Orchid v2.0.0
Orchid 2.0.0.
Download & install
Requires macOS on Apple Silicon (M1 / M2 / M3 / M4).
1. Download Orchid-2.0.0-arm64.dmg below.
2. Install — open the .dmg, then drag the Orchid icon onto the Applications folder.
3. Open it the first time (one-time, ~15 seconds):
Orchid is free and open-source, and isn't paid-signed by Apple, so macOS double-checks with you on the very first launch. This is normal and safe:
- In Applications, double-click Orchid.
- A box says "Apple could not verify 'Orchid' is free of malware…" → click Done. (Do not click "Move to Bin".)
- Open the Apple menu → System Settings → Privacy & Security.
- Scroll to Security — "Orchid was blocked to protect your Mac." → click Open Anyway.
- Confirm with Open Anyway (Touch ID / password if asked).
From then on, Orchid opens with a normal double-click. ✨
Rare — if it says "damaged" or won't open, the quarantine flag got stuck. Open Terminal and run:
xattr -dr com.apple.quarantine /Applications/Orchid.app
What's new in 2.0.0
Orchid grows up: tabs and multiple windows.
Added
- Tabs. Every open file lives in a tab above the reading pane. Single-clicking in the sidebar browses — files share one reusable preview tab (shown in italics) so skimming a folder never piles up tabs. Double-click a file (or ⌥-click, or right-click → Open in New Tab) to give it a tab that sticks, and a preview tab pins itself the moment you edit — unsaved work always keeps its own tab. Close with
⌘W, the ×, or middle-click; drag tabs to reorder; double-click a preview tab to pin it. - Tab keyboard control —
⌃Tab/⌃⇧Tabcycle tabs (Window menu: Show Next / Previous Tab),⌘1–⌘8jump to a tab,⌘9jumps to the last one. - Multiple windows. File → New Window (
⌥⌘N, remappable in Settings) opens an independent window with its own folders, tabs, and file watching — keep two projects side by side. New windows cascade from the current one. - No more "discard changes?" interruptions when switching files. Edits now simply stay alive in their background tab; the prompt only appears if you close that tab without saving.

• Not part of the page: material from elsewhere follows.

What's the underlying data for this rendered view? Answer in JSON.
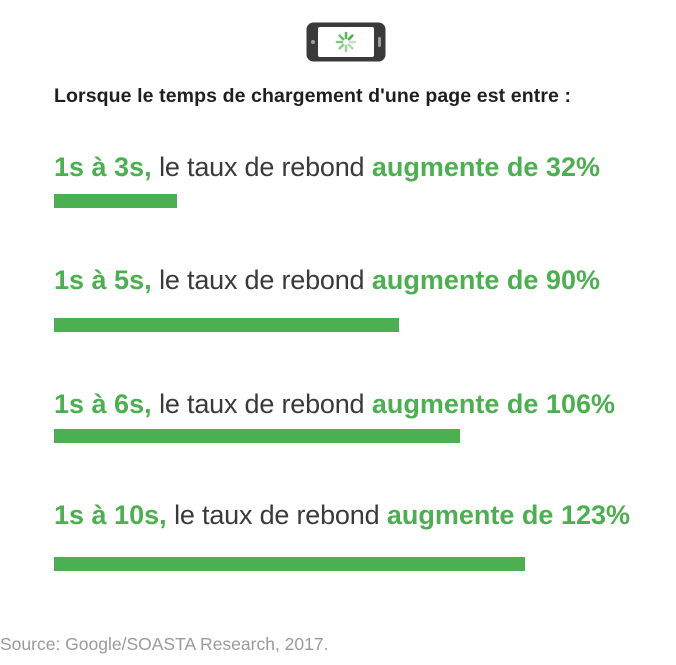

- Unsaved edits in any tab are guarded on close — closing a window offers to save every dirty tab, not just the visible one.
- Background tabs stay fresh — a file changed on disk quietly reloads in its background tab (or raises the conflict banner there if it has unsaved edits, shown when you return to it).
Changed
⌘Wis now Close Tab (closes the window once no tabs are left).- Opening a single file no longer closes your folders — it joins the workspace as its own sidebar entry (and its tab), instead of replacing everything.
- Rename moved fully to right-click → Rename… — double-clicking a file now opens it in its own tab. (Renaming from the menu is unchanged.)
- New files created with
⌘Nopen in their own tab, ready to type.
Under the hood
- The main process now tracks state per window (workspace, file watcher, unsaved-changes guard, crash auto-reload) — groundwork for anything multi-window that comes next.
- A freshly loaded window pulls its workspace from the main process, so a crash-recovery reload lands you back where you were.
- 213 unit tests, still at 100% coverage of the logic layer.